Ainsi, humainement, en est-il - de l’espérance pour une société plus juste, plus fraternelle – parce que portée par la vérité des « droits de l’homme »…
Cette réflexion s’est amorcée en moi, à la lecture d’un texte de Václav Havel, en 1992, qui partagea ces mots sur « l’attente », dans
un discours. Son propos concernait la dissidence dans l’espace
« Il y a plusieurs manières d'attendre.
« En attendant Godot », en tant qu'incarnation de la rédemption ou du salut universels, se situe à une extrémité de la large palette qui recouvre les différentes formes d'attente.
( …) dans l'espace communiste (…) les individus perdirent tout espoir de trouver une issue, la volonté d'agir et même le sentiment de pouvoir agir. Bref, ils perdirent l'espoir. Et pourtant ils ne perdirent pas le besoin d'espérance, ils ne pouvaient même pas le perdre car sans espoir la vie se vide de son sens. C'est pourquoi ils attendaient Godot. Faute de porter l'espérance en leur sein, ils l'attendaient de la part d'un vague salut venant de l'extérieur. Mais Godot — celui qui est attendu — ne vient jamais, simplement parce qu'il n'existe pas. Il n'est qu'un substitut d'espérance. Produit de notre impuissance, il n'est pas un espoir mais une illusion. Un bout de chiffon servant à rapiécer une âme déchirée, mais un chiffon lui-même percé de trous. L'espérance d'individus sans espoir.

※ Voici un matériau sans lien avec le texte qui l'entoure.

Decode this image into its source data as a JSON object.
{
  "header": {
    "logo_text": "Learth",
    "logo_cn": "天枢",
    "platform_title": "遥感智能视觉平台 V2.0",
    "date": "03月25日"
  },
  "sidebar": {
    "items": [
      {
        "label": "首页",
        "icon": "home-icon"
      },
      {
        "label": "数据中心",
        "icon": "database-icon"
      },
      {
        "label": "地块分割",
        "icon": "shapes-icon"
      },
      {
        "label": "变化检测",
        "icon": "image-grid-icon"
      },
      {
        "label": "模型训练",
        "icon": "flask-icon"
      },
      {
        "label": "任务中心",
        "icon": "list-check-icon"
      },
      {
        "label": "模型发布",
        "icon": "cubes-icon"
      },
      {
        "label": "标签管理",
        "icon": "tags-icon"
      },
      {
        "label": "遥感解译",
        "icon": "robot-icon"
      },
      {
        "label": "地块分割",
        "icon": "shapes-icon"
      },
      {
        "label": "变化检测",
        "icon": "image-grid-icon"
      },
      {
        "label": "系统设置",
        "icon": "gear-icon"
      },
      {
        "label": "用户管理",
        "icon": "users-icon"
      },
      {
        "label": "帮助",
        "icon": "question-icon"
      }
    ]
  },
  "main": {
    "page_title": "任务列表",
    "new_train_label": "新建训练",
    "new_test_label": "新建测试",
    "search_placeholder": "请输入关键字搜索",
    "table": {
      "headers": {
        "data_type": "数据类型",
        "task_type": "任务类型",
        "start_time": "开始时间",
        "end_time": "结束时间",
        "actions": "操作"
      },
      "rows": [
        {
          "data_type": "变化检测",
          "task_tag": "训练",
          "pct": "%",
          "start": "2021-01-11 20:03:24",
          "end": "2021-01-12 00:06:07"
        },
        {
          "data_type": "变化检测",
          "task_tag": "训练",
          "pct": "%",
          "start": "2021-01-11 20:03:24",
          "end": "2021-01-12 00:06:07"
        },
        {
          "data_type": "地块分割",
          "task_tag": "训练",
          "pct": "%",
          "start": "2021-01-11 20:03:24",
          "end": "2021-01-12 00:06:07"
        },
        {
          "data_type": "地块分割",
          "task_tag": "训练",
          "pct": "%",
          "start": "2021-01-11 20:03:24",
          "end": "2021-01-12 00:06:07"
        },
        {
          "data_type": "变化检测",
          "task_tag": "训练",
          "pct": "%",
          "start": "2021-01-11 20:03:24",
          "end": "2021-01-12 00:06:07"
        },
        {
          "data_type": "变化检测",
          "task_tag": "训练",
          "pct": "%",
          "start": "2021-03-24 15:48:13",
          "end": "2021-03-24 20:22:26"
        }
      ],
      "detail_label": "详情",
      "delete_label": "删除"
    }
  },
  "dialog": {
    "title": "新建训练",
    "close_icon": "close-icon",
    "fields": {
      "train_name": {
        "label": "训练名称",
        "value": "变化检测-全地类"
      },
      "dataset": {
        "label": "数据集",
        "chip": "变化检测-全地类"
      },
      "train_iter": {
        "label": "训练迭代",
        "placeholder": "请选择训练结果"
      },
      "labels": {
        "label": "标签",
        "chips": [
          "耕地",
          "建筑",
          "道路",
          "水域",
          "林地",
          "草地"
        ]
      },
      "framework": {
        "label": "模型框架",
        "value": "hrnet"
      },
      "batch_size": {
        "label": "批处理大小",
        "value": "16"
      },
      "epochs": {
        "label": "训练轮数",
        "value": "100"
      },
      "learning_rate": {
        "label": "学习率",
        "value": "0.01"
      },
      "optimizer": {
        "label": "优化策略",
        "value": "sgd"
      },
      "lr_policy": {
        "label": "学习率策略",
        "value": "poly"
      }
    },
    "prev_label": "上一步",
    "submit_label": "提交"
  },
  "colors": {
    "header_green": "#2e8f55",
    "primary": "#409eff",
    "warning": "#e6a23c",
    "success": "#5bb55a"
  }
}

A l'autre bout de la palette, une autre sorte d'attente : l'attente en tant que patience. Une attente animée par la croyance que résister en disant la vérité
est une question de principe, tout simplement parce qu'on doit le faire, sans calculer si demain ou jamais, cet engagement donnera ses fruits ou sera vain. Une attente forte de cette conviction
qu'il ne faut pas se soucier de savoir si, un jour, la vérité rebelle sera valorisée, si elle triomphera, ou si, au contraire, comme tant de fois déjà, elle sera étouffée. Redire la vérité a un
sens en soi, ne serait-ce que celui d'une brèche dans le règne du mensonge généralisé. Et aussi, mais en deuxième lieu seulement, une attente inspirée par la conviction que la graine semée
prendra ainsi racine et germera un jour. Nul ne sait quand. Un jour. Pour d'autres générations peut-être.